STM32 Development

Cool.

Yep, and it was kinda’ necessary learning in order to experiment with @Robert.Wall’s excellent suggestion which I finally got around to trying out:

That turned out to be surprisingly easy to implement on the F303 (probably all the families with multiple ADCs I suspect). The approach I took is to set up one of the timers (TIM8) in one-pulse PWM mode which allows you to output a precisely timed pulse. I’ve configured mine to generate a pulse of anywhere from 1usec to 1msec.

You then internally route TIM8’s output to all the ADCs via TRGO2 and tell them to trigger on that signal. Set one to trigger on the negative edge of the pulse and other to trigger on the positive edge of the pulse and voila… you can precisely control the time shift between the ADCs starting. Having done so, they stay lock-step at that displacement because they’re all running off the same clock.

In the following scope pictures, Green is the pulse output, Red is an analog pin mapped to first channel in ADC2’s sequence, Yellow is the same for ADC3. There’s no requirement to run the pulse output to a pin as it all get routed internally, but it makes debugging a lot easier. The analog pins just have 1M pull-ups again to ensure their start-of-sample is clearly visible.


1 usec displacement


100 usec displacement


1 msec displacement.

You can see in that last one ADC2 has got almost 4 samples in before ADC3 starts.
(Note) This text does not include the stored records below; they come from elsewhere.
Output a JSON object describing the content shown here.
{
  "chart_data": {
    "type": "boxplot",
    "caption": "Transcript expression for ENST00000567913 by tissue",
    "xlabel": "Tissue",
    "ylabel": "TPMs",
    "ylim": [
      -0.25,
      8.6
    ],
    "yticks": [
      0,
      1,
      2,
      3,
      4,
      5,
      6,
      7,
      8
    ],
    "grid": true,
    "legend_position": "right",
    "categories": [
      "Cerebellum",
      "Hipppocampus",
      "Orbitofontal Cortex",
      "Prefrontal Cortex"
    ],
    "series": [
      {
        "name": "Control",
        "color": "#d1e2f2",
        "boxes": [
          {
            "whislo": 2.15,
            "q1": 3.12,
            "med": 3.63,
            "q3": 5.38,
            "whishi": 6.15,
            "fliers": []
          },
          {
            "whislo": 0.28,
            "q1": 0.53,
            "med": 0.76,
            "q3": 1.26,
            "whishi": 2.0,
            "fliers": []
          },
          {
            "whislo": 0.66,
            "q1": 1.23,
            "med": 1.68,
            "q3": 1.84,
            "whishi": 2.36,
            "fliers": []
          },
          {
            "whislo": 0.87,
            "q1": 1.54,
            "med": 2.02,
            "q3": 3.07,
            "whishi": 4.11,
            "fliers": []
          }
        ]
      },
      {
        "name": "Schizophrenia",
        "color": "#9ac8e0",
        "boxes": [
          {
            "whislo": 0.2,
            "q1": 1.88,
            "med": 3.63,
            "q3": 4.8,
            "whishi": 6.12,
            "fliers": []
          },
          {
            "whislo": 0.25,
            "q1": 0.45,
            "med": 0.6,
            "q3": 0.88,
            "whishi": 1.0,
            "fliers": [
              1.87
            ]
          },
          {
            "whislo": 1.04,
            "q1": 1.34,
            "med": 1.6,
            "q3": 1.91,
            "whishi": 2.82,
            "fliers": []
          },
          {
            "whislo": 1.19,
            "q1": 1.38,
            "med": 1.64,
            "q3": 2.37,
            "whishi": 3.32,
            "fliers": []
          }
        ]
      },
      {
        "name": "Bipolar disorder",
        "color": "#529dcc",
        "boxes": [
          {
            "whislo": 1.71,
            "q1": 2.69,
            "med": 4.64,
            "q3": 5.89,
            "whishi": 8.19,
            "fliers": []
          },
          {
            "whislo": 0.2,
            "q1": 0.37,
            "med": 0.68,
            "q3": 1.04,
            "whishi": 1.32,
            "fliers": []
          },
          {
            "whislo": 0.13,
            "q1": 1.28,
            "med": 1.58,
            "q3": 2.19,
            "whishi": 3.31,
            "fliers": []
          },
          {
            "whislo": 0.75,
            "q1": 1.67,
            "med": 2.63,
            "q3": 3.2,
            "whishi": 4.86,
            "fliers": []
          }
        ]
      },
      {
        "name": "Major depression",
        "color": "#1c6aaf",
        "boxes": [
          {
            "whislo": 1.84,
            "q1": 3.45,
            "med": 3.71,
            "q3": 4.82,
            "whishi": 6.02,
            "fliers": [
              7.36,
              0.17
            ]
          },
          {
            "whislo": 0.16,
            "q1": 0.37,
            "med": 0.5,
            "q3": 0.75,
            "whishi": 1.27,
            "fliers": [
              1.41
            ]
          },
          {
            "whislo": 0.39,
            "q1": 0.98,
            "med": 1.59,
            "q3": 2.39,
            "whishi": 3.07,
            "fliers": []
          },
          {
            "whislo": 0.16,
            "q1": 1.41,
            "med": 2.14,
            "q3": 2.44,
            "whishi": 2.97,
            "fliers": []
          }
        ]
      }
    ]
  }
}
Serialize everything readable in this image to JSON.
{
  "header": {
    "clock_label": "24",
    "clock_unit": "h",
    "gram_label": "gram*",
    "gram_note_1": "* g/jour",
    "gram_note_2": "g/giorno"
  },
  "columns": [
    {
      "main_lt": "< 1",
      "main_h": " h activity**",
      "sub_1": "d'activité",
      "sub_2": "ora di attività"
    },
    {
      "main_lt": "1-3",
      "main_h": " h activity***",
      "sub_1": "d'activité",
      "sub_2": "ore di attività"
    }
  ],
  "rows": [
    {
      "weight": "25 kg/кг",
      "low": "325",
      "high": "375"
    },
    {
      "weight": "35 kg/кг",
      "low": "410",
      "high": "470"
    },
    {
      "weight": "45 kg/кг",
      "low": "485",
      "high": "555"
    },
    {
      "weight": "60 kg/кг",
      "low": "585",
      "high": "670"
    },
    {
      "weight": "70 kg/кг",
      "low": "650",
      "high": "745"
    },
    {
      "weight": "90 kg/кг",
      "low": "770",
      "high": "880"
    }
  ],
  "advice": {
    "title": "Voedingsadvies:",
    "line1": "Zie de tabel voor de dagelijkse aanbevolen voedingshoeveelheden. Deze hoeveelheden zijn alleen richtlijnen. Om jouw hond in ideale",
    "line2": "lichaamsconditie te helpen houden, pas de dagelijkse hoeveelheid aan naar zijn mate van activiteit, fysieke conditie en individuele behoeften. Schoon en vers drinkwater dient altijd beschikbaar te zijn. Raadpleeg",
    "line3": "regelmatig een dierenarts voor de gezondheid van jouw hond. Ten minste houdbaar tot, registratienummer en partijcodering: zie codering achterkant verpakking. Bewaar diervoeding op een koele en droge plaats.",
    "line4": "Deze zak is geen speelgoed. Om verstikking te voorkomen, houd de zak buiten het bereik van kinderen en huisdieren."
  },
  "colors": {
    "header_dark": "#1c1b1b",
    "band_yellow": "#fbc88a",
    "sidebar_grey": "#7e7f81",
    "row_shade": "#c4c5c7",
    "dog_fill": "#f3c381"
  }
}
The sampling maths for this one is:
1 conversion takes 614 cycles @ 36MHz is 17 usecs
16 conversions per sequence takes 272 usecs
That gives a per-channel sampling frequency of 3.68 kHz.
50 sequences per half buffer gives an interrupt arrival rate of 13.6 msecs per ADC

I figured this time I should actually feed it a signal and look at the results to see it was doing as intended. I wired the signal generator to both input pins (so they’re both sampling the exact same signal) and generated a 50Hz sinewave. Here’s what I found in the dma buffers at the various timeshift settings:


0 usecs shift.

Those two are so close together you can barely tell there are two plots there, but a look at the data says both ADCs are getting very similar results:

0_usecs_data


1 usec displacement


10 usec displacement


100 usec displacement


1 msec displacement

So we can do phase-shifts on the fly entirely in the analog domain down to 1usec resolution (~0.02 degrees at 50Hz). Actually, you could go lower but that seemed a bit over the top. And it’s programmable on the fly… -ish. You need to stop the ADCs, reconfig the timer, and then restart the ADCs, so it’s not something you want to be doing a lot of if you’re into continuous sampling, but certainly it could be a runtime configuration parameter, it’s not as if it needs to be baked into the image.

Credit to Robert for the suggestion, and credit to STM32MXCube for the code. I mostly hit “Generate Source”.